On March 10, the Oklahoma House passed Bill 3098 by a vote of 73-15, despite a long and heated debate.
“The system we have in place works,” said Democratic State Rep. Jason Dunnington of Oklahoma City, according to KOCO. “It’s not broken.”
Republican Rep. John Bennett of Sallisaw argued that the bill reflected the Second Amendment, stating “it’s our God-given right to defend our self.”
The legislation would still require gun owners to obtain a permit in order to conceal carry. However, any Oklahoma resident over 21-years-old and without a felony record would be able to purchase and open carry a firearm without training.
“So you have situations where you have gun shows and they don’t do background checks, and now you have someone that could go to a gun show, buy a gun without a background check and openly carry it anywhere they wanted in Oklahoma,” Rep. Dunnington said, according to KFOR.
Opposing House lawmakers added that the legislation would financially cripple the Oklahoma State Bureau of Investigation (OSBI), a program that processes permits. This would lead to job losses.
OSBI spokesperson Jessica Brown issued a statement after the House’s decision.
“OSBI is a state agency and we will do what is the will of the state legislature, however we believe a more educated public is a better public no matter what education subject is,” Brown said.

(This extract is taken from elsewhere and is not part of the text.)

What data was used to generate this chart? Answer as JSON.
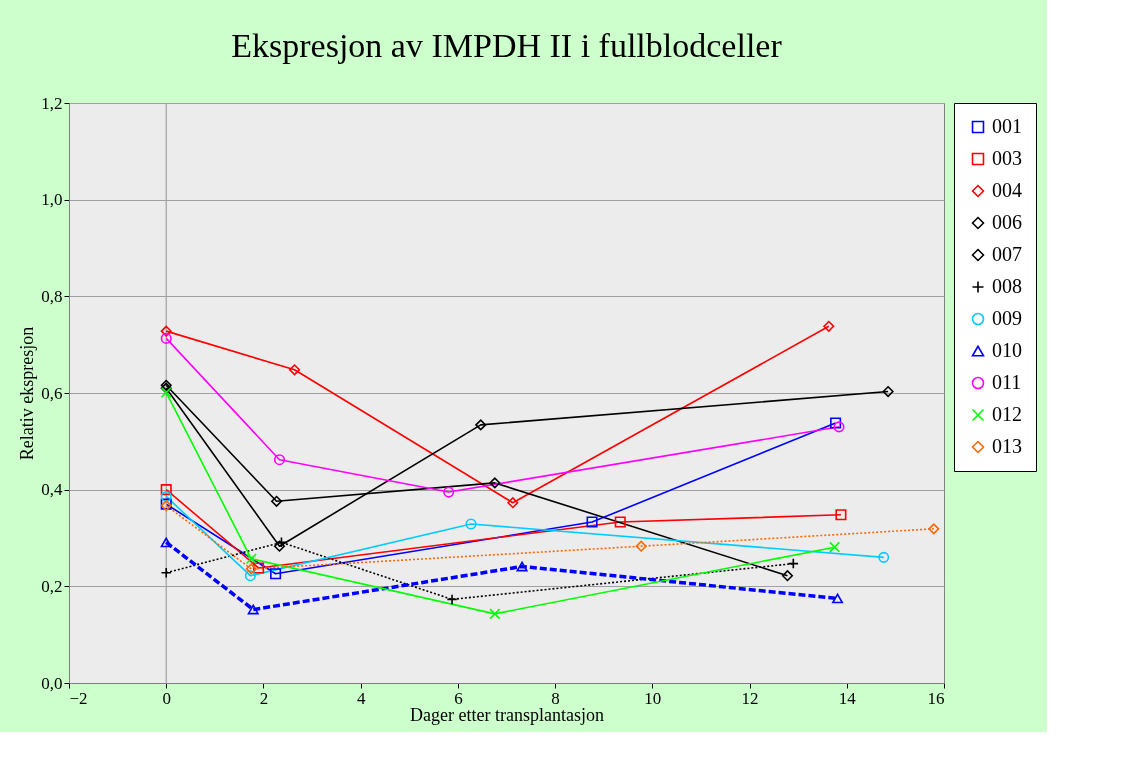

Coody had pitched his bill as reflecting a constitutional right.
“I don’t want anyone who can legally own a weapon, who can legally purchase a weapon to have to ask the government permission to carry that weapon off their property, in the open,” Coody said.
Oklahoma residents have given a mixed response to Coody’s legislation.
“I can’t believe this is even being considered,” Sabine Brown of Mothers Demand Action told KJRH. “This is a horrible and dangerous idea.”
Mark Middleton, a Tulsa resident, stated that he thought there was nothing controversial about the bill.
“As discussed, there’s plenty of other states around the nation that have open-carried without licensing,” Middleton said.
The Oklahoma Senate will vote on whether or not Bill 3098 reaches Republican Gov. Mary Fallin’s desk.